This project is read-only.

Generated parser not halting on incorrect input?


I have been attempting to use Hime to generate a parser for a subset of C++. In doing so, I have stumbled across behavior I didn't expect and which seems like a bug to me (admittedly my experience with parser generation is limited, though).

I have reduced the behavior to a minimal example. Using the attached grammar file, I generate a parser using the command-line "himecc.exe -m RNGLR1 demo.gram" and invoke that parser as follows in C#:

var lexer = new Demo.Demo_Lexer("typedef char * test;");
var parser = new Demo.Demo_Parser(lexer);
var result = parser.Analyse();

This executes and returns a non-null result. There are no errors in the parser error list. However, the grammar specifier the axiom rule as:
demo -> 'typedef' type 'test' ';';

and for the type rule to be:
type -> 'char' | 'short';

The "*" is not specified in the grammar, and I would expect the parser to halt upon encountering it. In fact, if I change the input string to replace the * with several other invalid characters, I get the same behavior. This also occurs if I change the parse method from RNGLR1 to the default (omitting the -m command line switch, essentially).

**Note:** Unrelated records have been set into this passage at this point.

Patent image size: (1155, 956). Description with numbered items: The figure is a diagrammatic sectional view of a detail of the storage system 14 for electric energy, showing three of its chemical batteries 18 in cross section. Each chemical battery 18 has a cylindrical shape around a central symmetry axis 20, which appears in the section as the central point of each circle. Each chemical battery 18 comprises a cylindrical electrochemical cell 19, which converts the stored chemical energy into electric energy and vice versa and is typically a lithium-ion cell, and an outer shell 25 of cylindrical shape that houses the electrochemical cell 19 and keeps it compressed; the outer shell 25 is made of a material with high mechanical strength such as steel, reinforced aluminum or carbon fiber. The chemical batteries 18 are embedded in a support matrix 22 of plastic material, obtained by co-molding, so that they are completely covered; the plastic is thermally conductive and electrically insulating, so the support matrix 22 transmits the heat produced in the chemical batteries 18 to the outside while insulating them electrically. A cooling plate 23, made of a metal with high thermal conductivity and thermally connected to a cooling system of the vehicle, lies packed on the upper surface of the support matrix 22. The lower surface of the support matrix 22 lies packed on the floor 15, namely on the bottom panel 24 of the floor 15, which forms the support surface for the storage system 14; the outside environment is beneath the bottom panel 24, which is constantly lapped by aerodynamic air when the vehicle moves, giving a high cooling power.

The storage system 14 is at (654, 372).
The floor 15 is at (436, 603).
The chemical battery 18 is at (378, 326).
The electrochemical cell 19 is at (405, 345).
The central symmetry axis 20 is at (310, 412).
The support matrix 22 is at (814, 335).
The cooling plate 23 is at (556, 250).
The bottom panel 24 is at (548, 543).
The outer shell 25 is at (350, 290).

Is this expected? If so, why?

file attachments


lwouters wrote Oct 21, 2011 at 2:25 PM

I was indeed able to replicate the behaviour you described in this ticket.
The lexer is in fact discarding any character it cannot match using the given lexical rules. In the described case, the two lexical rules (SEPARATOR and WHITE_SPACE) cannot match the ‘*’ character. Accordingly, the generated lexer will discard this character and inform you by reporting an error accessible through the lexer.Errors property.
The parser itself does not report any error as it is always provided expected tokens in this example. Parser errors are reported when a syntactic rule has been violated. This happens when the lexer feeds the parser an unexpected token. Accordingly, you can retrieve the syntactic errors in the parser.Errors property.
The philosophy developed by the parser is that it will try as best as possible to return a syntactic tree, even if errors when encountered. This is useful when programming language compilers must report as much errors as possible is the provided sources instead of only the first one. This is the base rationale behind this behaviour.
However, we can infer some improvement tracks from this:
1) Regarding the non-halting behaviour, we have to improve the documentation or let you parameterize it so you shall not be surprised by it.
2) Regarding the error reporting, we shall either make the two natures of errors (lexical and syntactic) more obvious in the API, or merge them to provide only one place to look for errors.
Thank you for your input.